Jangan lupa lapak sebelah juga ditengokin nanti ya,

Mohon maaf lahir batin buat kalian semua, semoga authornya tambah semangat update


More typo ya, soalnya yang diunggah ini draf pertama dan edit masih on going gitu

Tinggalin vote dan komentarnya dong ya, biar nanti updatenya lebih cepet.



Sudah berapa lama aku tidak pernah merasakan tidur senyenyak ini? Gemericik air dari air terjun buatan dan suasana sejuk di Penthaouse milik Edward, sungguh sudah membuaiku hingga serasa terhipnotis. Sprei sutra yang lembut seolah menyatu dengan kulitku, meski tidak berselimut tetap saja kehangatan membuatku terlena.

Namun suara ketukan keras di pintu masuk, membuatku terpaksa beranjak dari segala kenyamanan itu. Aku terperanjat ketika menemukan sosok Pak Kasno yang memapah tubuh bongsor Edward dengan susah payah.

"Apa yang terjadi, Pak?" tanyaku dengan suara bergetar, kepanikan mulai melanda hatiku terlebih melihat kondisi Edward yang sama sekali tidak bergerak. Setelah membuka pintu selebar mungkin, aku ikut memapah tubuh Edward ke dalam ruangan.

Setelah susah payah, akhirnya kami berhasil membawanya berbaring di atas ranjang. "Tolong, ambilkan air minum untuk Tuan, ya Pak." tangan Ed terasa dingin, dan aku menggosok-gosoknya dengan tidak sabar.

"Tapi Tuan sedang pingsan, Nya. Memangnya air minum untuk siapa?" aku menepuk jidatku, sementara Pak Kasno menggeleng sambil menahan senyumnya.

"Pak, memangnya apa yang sudah terjadi kepadanya? Kok bisa pingsan gini sih!"

"Sepertinya Tuan minum agak banyak tadi. Tuan Edward adalah orang terakhir yang keluar dari rumah itu, tadi saya lihat Non Lidya berusaha menahan Tuan, tetapi beliau bersikeras akan pulang."

"Lalu?"

"Sewaktu di mobil, Tuan mengeluh kepalanya mau pecah. Tidak berapa lama kemudian, Tuan justru sudah pingsan di kursinya. Saya sudah berusaha ngebut, tapi kemacetan menahan saya. Karena takut terjadi sesuatu, akhirnya saya putuskan untuk membawa Tuan ke sini saja, selain dekat jika terjadi sesuatu nanti akan cepat dapat ditolong."

"Terima kasih, Pak. Mudah-mudahan tidak terjadi apapun kepadanya."

"Iya, Nya. Sekarang apa yang akan kita lakukan?"

Suhu tubuhnya normal, jadi aku pikir dia pingsan hanya karena mabuk. Tanganku sudah melepaskan dasi kupu-kupu yang dikenakannya, melepaskan beberapa kancing kemejanya, dan melonggarkan ikat pinggangnya.

"Sepertinya di sini sama sekali tidak ada persediaan makanan. Tolong Bapak carikan kita makanan instan dan juga air mineral. Takutnya jika nanti Tuan bangun, belum ada air untuk meredakan rasa mabuknya."

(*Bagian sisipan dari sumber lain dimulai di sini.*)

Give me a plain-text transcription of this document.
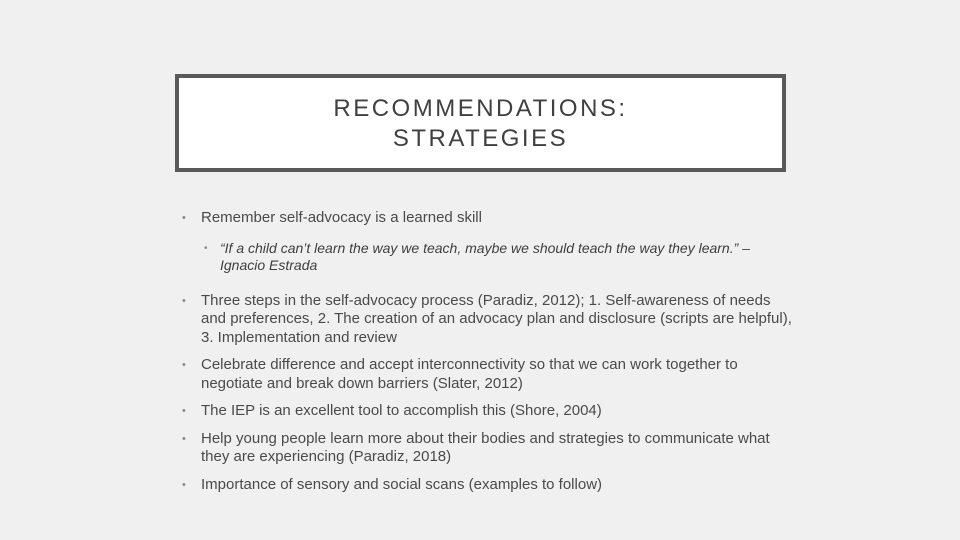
RECOMMENDATIONS:
STRATEGIES
• Remember self-advocacy is a learned skill
• “If a child can’t learn the way we teach, maybe we should teach the way they learn.” – Ignacio Estrada
• Three steps in the self-advocacy process (Paradiz, 2012); 1. Self-awareness of needs and preferences, 2. The creation of an advocacy plan and disclosure (scripts are helpful), 3. Implementation and review
• Celebrate difference and accept interconnectivity so that we can work together to negotiate and break down barriers (Slater, 2012)
• The IEP is an excellent tool to accomplish this (Shore, 2004)
• Help young people learn more about their bodies and strategies to communicate what they are experiencing (Paradiz, 2018)
• Importance of sensory and social scans (examples to follow)
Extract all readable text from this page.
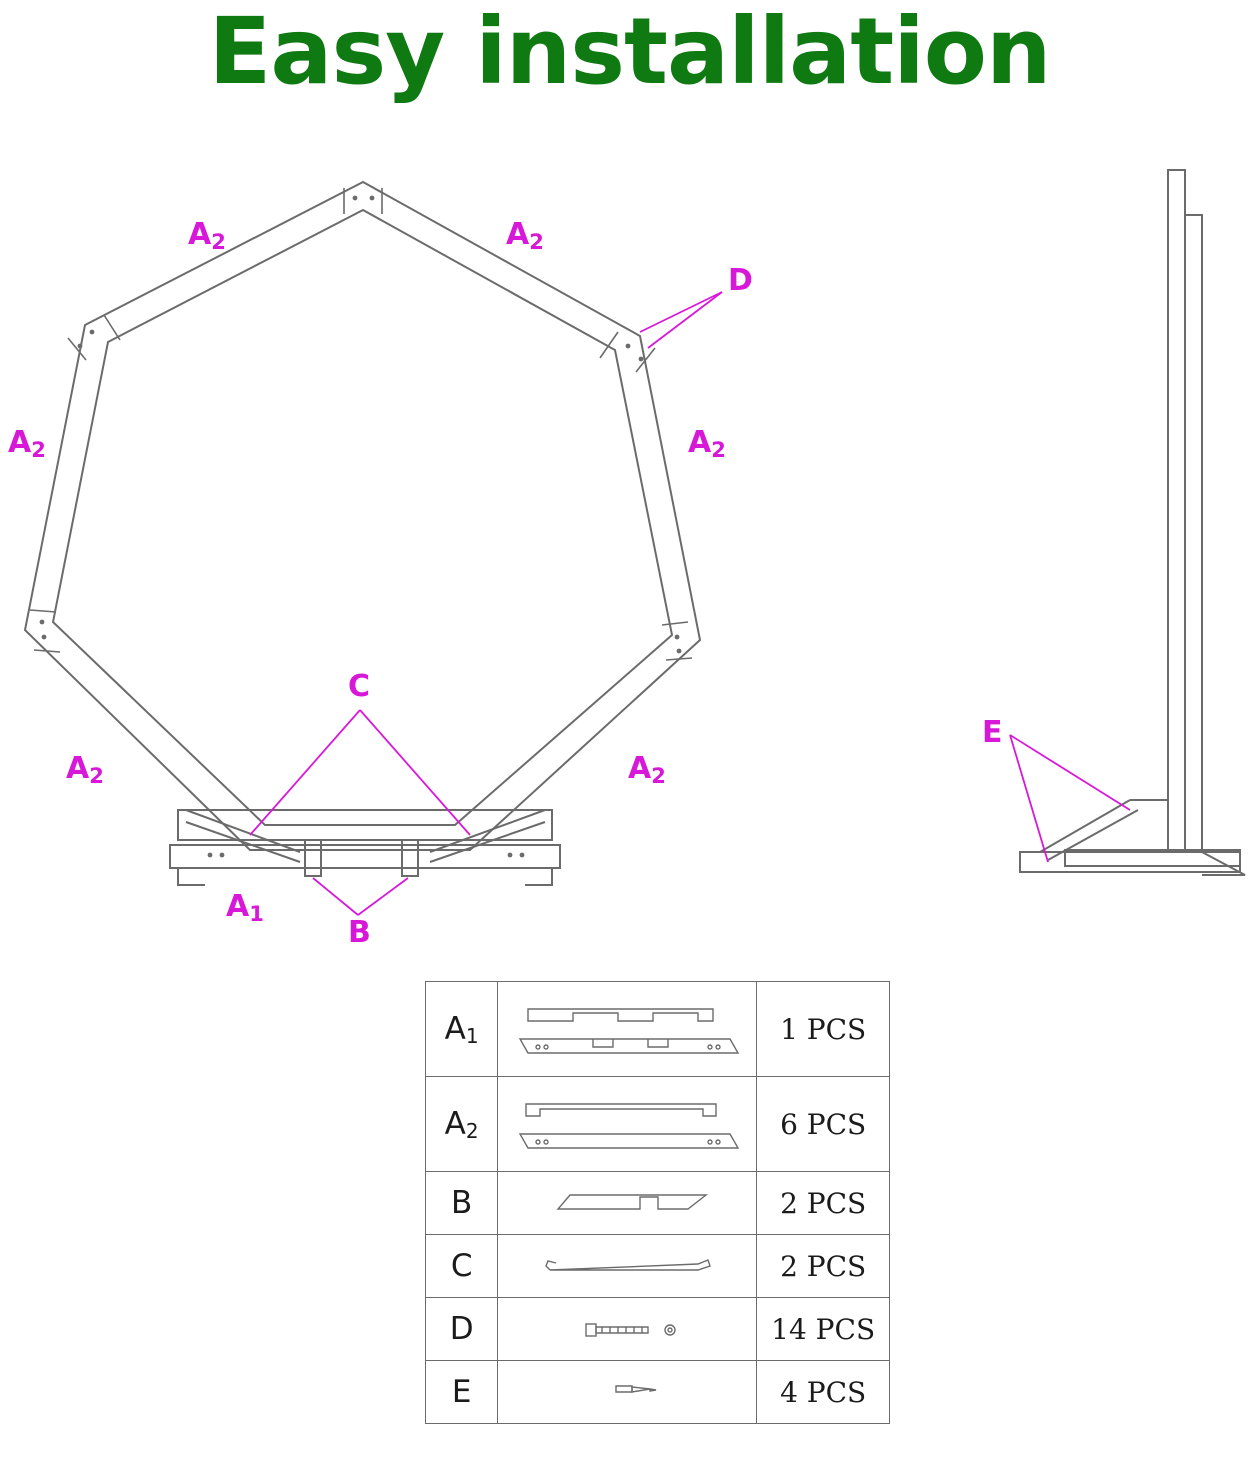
Easy installation
A2	A2
D
A2	A2
C
A2	A2
A1
B
E
A1		1 PCS
A2		6 PCS
B		2 PCS
C		2 PCS
D		14 PCS
E		4 PCS
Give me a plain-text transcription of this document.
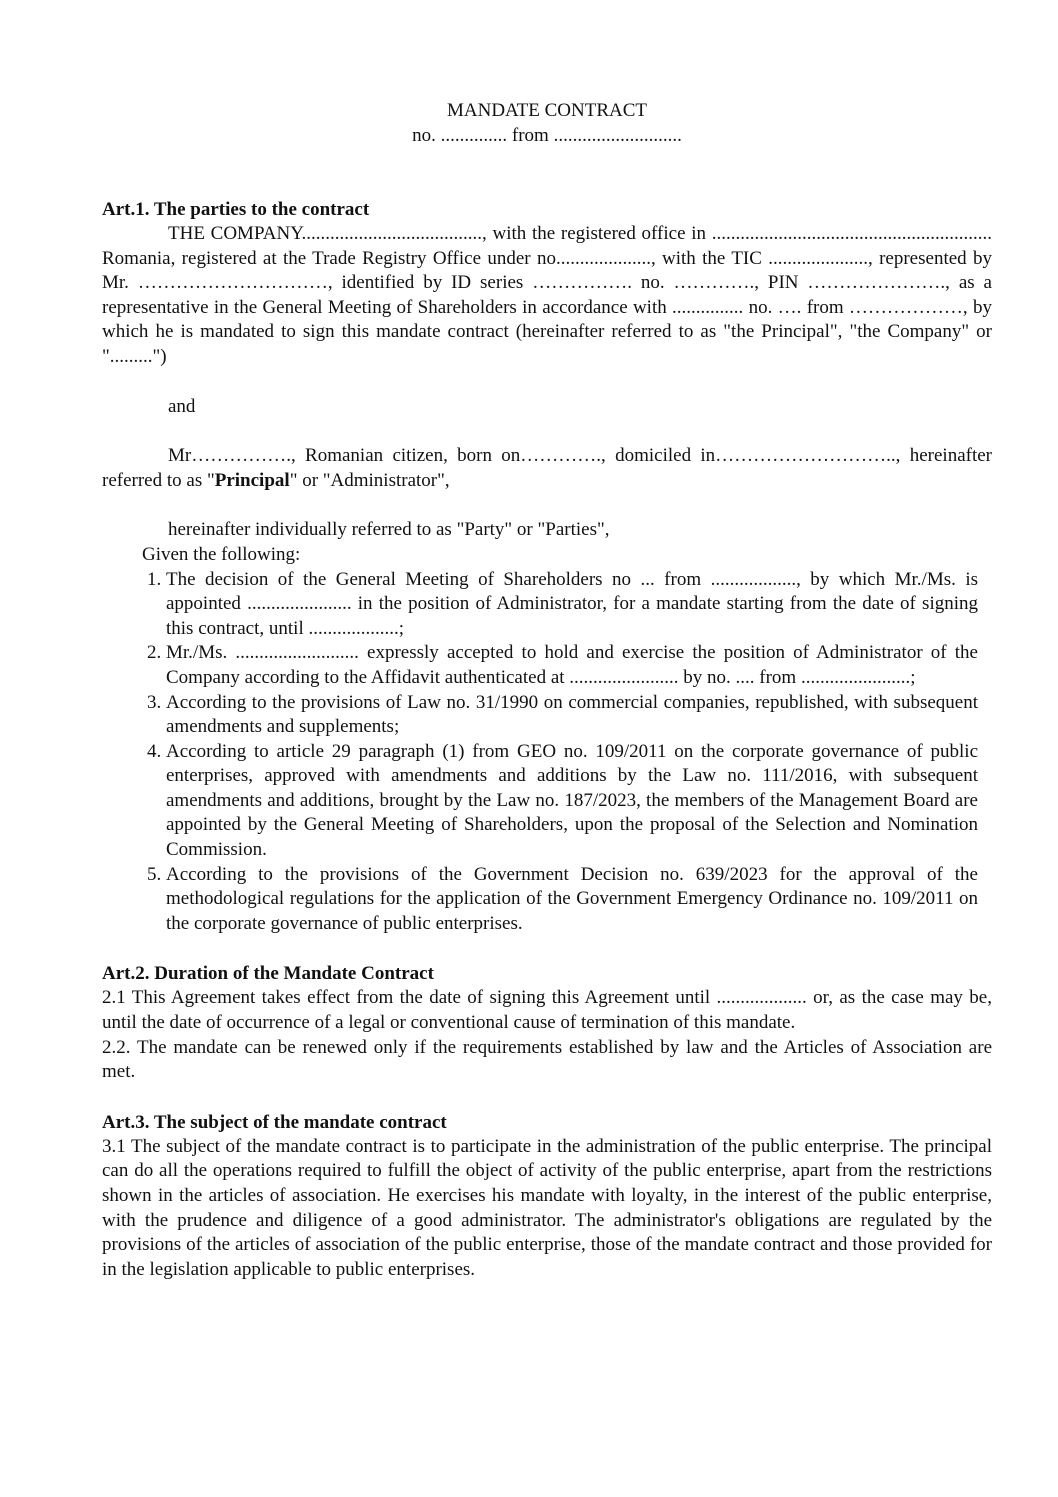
MANDATE CONTRACT
no. .............. from ...........................

Art.1. The parties to the contract

THE COMPANY......................................, with the registered office in ........................................................... Romania, registered at the Trade Registry Office under no...................., with the TIC ....................., represented by Mr. …………………………, identified by ID series ……………. no. …………., PIN …………………., as a representative in the General Meeting of Shareholders in accordance with ............... no. …. from ………………, by which he is mandated to sign this mandate contract (hereinafter referred to as "the Principal", "the Company" or ".........")

and

Mr……………., Romanian citizen, born on…………., domiciled in……………………….., hereinafter referred to as "Principal" or "Administrator",

hereinafter individually referred to as "Party" or "Parties",

Given the following:
1. The decision of the General Meeting of Shareholders no ... from .................., by which Mr./Ms. is appointed ...................... in the position of Administrator, for a mandate starting from the date of signing this contract, until ...................;
2. Mr./Ms. .......................... expressly accepted to hold and exercise the position of Administrator of the Company according to the Affidavit authenticated at ....................... by no. .... from .......................;
3. According to the provisions of Law no. 31/1990 on commercial companies, republished, with subsequent amendments and supplements;
4. According to article 29 paragraph (1) from GEO no. 109/2011 on the corporate governance of public enterprises, approved with amendments and additions by the Law no. 111/2016, with subsequent amendments and additions, brought by the Law no. 187/2023, the members of the Management Board are appointed by the General Meeting of Shareholders, upon the proposal of the Selection and Nomination Commission.
5. According to the provisions of the Government Decision no. 639/2023 for the approval of the methodological regulations for the application of the Government Emergency Ordinance no. 109/2011 on the corporate governance of public enterprises.

Art.2. Duration of the Mandate Contract

2.1 This Agreement takes effect from the date of signing this Agreement until ................... or, as the case may be, until the date of occurrence of a legal or conventional cause of termination of this mandate.

2.2. The mandate can be renewed only if the requirements established by law and the Articles of Association are met.

Art.3. The subject of the mandate contract

3.1 The subject of the mandate contract is to participate in the administration of the public enterprise. The principal can do all the operations required to fulfill the object of activity of the public enterprise, apart from the restrictions shown in the articles of association. He exercises his mandate with loyalty, in the interest of the public enterprise, with the prudence and diligence of a good administrator. The administrator's obligations are regulated by the provisions of the articles of association of the public enterprise, those of the mandate contract and those provided for in the legislation applicable to public enterprises.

"Kalau begitu, saya turun dulu ya, Nya."

"Iya, terima kasih ya Pak."

Begitu Pak Kasno menutup pintu, tanpa sadar aku menghembuskan nafas yang sedari tadi tertahan di dada. Mataku kembali mengawasinya, ketika geliat samar mulai ditunjukkan tubuhnya. Aku membantunya melepaskan satu persatu baju yang dikenakannya, ketika mulutnya merintih kepanasan.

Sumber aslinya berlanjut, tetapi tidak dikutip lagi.